There's some merit to Java/Perl portability etc. But do you really want to build a business application front end in Perl???? I don't think so. Java at least is semi-high level. C# is in the same boat as Java...

>VFP is a full-featured programming language. It is my programming language of choice. It comes complete with a supper fast native database engine. It is a value that hard to beat. Compare its cost to the cost of buying a complex enterprise class database that requires additional outlays for the front end programming language. When you consider the additional cost in terms of money, time, energy and aggravation of programming a front end product, you can then truly appreciation all VFP provides.

We agree here.
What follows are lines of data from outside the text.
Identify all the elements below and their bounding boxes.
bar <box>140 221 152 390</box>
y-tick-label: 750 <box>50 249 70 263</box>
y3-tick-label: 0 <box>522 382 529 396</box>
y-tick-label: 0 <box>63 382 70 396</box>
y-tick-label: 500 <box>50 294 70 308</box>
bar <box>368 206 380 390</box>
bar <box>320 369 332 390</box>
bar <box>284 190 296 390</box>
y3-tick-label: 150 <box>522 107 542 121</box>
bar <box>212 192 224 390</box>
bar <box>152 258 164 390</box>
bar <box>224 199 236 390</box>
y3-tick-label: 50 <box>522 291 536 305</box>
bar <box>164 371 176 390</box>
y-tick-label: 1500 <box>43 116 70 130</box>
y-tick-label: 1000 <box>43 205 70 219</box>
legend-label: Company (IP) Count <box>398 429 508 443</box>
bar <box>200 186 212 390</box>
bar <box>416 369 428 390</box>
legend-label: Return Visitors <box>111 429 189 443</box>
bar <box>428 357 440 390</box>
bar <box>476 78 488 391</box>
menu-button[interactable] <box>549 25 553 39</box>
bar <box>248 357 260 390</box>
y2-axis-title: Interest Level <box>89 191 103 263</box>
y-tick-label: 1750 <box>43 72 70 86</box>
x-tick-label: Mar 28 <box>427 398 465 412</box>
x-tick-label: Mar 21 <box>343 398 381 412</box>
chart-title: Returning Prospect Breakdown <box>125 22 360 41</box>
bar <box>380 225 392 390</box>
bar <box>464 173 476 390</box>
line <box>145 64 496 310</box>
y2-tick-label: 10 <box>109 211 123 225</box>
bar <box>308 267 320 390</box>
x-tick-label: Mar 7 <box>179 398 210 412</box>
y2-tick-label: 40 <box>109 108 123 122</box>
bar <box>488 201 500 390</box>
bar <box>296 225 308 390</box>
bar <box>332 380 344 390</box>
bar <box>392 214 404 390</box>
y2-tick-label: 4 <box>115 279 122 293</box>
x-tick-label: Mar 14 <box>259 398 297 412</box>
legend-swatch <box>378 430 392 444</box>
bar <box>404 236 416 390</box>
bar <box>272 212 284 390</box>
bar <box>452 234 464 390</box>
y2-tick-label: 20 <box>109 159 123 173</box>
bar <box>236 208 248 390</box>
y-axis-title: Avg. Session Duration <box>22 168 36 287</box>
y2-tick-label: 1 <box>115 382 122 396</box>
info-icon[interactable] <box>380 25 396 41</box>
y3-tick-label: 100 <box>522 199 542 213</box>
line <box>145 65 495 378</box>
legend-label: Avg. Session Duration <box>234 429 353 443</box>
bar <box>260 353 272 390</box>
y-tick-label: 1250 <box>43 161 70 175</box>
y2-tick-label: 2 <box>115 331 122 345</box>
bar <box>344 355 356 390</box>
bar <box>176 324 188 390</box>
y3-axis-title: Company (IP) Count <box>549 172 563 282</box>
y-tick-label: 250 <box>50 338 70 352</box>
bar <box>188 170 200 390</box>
I look at different technologies all the time, and still I'm jaded <g>... I like VFP because with it I can build apps large and small, and tools, and little hacks in an instant - much faster than I could (even given I was more proficient at the tools) with anything else. Reduction of code more than anything - in light of .Net this is significant, because the CLR makes a lot of things a lot more verbose than previous similar COM based code.

For VFP Web apps the only possible problem could be scalability on the very high end. As I mentioned to Claude I think the vast majority of applications people build will not ever hit any sort of scalability issues on today's hardware. And if you do you can always scale out to multiple machines using load balancing services. The technology exists to build mass market access Web applications with VFP today that can handle just about any amount of traffic.

The possibilities of VFP applications are pretty much endless even in light of new technology emerging.